Dari situ saya sampai kepada satu kesimpulan:
AI itu bukan cheat code, tapi partner belajar.
Saya tidak meminta AI untuk "mengerjakan tugas saya", tapi saya minta AI untuk meluruskan logika saya. Ketika misalnya saya menghadapi error, saya minta AI untuk dijelaskan kenapa itu bisa terjadi. Waktu bingung tentang konsep async/await atau useEffect yang ngeyel dan tak kunjung jalan, saya tidak hanya minta solusi --- tapi juga minta penjelasan.
Masalahnya Bukan di AI. Tapi Cara Menggunakannya.
Ibarat pelajaran Matematika, AI itu kalkulator kita.
Kalau hanya dipakai untuk menyalin jawaban, ya kamu nggak akan mengerti dengan prosesnya. Tapi kalau kamu sudah mengerti rumus dan konsep dasarnya, kalkulator bisa membantu mengecek jawaban --- dan itu baru efektif.
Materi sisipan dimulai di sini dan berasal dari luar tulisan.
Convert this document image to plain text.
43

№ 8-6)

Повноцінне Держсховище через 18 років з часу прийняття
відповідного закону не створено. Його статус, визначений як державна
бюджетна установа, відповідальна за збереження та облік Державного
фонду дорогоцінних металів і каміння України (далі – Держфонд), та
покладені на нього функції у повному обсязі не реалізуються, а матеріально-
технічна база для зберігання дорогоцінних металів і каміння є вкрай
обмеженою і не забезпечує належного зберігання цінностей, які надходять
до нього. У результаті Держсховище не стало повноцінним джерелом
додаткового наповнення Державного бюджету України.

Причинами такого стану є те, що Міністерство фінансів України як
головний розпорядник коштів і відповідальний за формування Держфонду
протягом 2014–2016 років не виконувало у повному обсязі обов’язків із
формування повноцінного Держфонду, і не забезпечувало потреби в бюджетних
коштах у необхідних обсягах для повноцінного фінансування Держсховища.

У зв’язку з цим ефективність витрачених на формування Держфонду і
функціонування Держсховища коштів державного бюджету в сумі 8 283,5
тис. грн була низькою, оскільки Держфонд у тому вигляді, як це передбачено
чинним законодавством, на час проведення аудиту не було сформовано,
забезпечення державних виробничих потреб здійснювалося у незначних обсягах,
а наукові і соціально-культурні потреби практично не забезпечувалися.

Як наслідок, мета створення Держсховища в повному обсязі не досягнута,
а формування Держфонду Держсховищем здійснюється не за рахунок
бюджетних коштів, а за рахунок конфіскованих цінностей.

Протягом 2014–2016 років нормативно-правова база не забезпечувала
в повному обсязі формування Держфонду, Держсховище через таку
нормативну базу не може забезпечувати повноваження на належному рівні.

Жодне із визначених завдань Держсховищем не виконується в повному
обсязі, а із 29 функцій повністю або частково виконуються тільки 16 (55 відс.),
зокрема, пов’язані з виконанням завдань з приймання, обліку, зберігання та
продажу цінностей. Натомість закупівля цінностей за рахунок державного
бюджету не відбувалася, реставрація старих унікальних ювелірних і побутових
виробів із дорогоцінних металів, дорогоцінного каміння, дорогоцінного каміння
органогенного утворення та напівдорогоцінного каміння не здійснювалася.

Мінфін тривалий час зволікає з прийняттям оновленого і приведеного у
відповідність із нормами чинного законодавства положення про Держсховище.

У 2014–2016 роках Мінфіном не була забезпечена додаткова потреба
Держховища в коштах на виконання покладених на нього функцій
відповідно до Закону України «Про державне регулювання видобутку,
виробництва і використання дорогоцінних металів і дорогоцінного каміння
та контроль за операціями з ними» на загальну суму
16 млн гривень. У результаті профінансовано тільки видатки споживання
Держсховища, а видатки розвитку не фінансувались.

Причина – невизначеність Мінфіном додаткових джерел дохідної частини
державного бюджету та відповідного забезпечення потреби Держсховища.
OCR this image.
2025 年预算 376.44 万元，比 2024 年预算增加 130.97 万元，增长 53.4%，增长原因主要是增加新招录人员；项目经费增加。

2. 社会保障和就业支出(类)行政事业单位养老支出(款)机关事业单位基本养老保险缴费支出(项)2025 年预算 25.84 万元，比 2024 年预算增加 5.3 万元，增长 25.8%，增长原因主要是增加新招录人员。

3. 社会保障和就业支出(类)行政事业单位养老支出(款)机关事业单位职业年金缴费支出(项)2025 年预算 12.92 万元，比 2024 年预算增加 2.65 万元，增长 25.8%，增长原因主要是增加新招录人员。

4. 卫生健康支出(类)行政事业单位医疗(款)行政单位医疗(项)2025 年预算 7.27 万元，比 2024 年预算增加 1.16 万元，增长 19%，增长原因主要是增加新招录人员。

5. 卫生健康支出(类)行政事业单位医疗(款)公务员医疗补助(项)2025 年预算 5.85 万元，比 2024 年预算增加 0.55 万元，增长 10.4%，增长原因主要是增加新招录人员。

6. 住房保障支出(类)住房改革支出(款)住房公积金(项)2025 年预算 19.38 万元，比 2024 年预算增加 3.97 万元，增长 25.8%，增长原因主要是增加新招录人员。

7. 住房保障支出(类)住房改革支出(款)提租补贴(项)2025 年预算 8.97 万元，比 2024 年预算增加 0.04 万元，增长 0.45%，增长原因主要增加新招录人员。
Sayangnya, masih banyak yang pakai AI untuk mencari kunci jawaban.
Dan jujur saya juga pernah ada di fase itu.
Saya pernah minta solusi ke AI, dan langsung copas ke code editor saya tanpa basa-basi. Pas dijalanin? Berhasil dong, seneng banget. Tapi giliran error muncul di bagian lain, auto paniklah. Karena saya tidak mengerti sama sekali bagaimana kode itu berjalan. Singkatnya yang saya lakukan hanya menyalin, tapi nggak nalarin.
Dari situ saya jadi belajar:
Ternyata yang utama itu bukan jawabannya, tapi paham kenapa jawabannya bisa seperti itu.
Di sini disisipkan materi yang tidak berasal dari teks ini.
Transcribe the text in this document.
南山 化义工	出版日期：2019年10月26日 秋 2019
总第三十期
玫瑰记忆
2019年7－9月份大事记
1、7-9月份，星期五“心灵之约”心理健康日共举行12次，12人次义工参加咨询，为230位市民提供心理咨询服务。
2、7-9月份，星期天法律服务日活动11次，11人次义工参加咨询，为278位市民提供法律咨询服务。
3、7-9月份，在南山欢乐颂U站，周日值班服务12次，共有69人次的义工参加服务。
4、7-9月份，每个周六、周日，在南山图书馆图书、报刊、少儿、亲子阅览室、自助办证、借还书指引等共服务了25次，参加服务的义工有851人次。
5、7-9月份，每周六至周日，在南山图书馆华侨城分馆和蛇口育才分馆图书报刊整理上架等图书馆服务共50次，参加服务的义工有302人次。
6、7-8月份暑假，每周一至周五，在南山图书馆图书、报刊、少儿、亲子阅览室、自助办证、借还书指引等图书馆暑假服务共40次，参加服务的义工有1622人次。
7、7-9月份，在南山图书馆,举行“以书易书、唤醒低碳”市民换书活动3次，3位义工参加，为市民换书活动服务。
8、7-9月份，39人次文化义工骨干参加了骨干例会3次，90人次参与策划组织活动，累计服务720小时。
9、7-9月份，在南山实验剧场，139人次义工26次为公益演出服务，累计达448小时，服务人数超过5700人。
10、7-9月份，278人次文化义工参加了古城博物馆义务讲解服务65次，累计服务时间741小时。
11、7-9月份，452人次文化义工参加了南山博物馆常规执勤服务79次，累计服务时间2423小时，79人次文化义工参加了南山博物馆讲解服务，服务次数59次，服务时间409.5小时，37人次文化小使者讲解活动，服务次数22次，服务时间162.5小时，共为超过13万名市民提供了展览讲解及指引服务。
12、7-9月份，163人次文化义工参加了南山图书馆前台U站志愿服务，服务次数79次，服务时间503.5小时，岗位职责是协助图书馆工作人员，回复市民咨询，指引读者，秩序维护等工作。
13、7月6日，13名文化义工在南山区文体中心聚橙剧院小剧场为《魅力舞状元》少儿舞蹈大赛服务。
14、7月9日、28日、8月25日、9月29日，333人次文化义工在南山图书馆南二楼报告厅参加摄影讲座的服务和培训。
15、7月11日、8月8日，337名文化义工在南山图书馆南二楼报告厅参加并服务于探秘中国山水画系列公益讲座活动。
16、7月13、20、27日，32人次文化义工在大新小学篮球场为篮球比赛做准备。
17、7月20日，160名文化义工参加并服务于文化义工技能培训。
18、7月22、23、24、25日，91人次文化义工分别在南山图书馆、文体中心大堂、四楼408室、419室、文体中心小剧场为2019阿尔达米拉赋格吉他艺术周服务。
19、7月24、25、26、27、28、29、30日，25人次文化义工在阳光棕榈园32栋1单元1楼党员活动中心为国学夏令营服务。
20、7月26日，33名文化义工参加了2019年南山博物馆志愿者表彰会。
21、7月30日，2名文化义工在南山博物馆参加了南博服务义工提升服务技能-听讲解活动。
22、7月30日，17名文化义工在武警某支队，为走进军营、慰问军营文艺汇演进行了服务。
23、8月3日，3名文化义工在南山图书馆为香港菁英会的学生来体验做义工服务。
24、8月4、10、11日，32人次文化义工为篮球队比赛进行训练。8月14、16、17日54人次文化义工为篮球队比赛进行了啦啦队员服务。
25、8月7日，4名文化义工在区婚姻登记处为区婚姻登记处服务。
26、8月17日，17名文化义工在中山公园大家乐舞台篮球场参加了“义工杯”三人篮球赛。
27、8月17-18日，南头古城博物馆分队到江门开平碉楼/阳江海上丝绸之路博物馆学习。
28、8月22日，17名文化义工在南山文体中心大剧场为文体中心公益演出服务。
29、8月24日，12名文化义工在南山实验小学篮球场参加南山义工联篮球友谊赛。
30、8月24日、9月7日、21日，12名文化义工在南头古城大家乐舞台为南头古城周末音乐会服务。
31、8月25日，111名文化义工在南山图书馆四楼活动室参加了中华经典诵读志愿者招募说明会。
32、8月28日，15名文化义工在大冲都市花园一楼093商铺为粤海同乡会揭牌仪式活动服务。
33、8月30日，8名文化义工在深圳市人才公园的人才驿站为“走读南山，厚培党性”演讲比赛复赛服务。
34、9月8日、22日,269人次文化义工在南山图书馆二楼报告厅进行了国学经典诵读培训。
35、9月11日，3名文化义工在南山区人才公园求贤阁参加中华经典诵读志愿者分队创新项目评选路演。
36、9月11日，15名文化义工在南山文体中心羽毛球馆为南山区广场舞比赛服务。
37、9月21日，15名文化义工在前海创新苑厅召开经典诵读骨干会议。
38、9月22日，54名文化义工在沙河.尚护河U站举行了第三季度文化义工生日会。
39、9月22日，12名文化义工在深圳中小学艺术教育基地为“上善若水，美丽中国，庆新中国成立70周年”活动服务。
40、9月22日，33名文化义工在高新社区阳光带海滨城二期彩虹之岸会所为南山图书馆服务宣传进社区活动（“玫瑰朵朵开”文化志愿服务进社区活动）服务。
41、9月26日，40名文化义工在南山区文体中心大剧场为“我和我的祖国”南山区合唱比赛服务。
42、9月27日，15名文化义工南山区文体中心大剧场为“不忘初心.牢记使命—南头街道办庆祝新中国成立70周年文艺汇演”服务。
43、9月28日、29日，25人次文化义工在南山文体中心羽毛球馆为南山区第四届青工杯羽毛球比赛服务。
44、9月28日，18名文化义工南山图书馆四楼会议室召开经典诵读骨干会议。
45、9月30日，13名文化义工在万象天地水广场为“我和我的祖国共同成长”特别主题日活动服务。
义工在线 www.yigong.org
AI = Dosen Pengganti | AI = Teman Diskusi
Saya pribadi melihat AI bukan sebagai guru, tapi lebih ke teman diskusi yang sabarnya kebangetan. Bahkan kalau saya bilang:
"Tolong jelaskan pake analogi dong,"
atau
"Jelaskan ke saya seperti kamu menjelaskannya ke anak umur 5 tahun."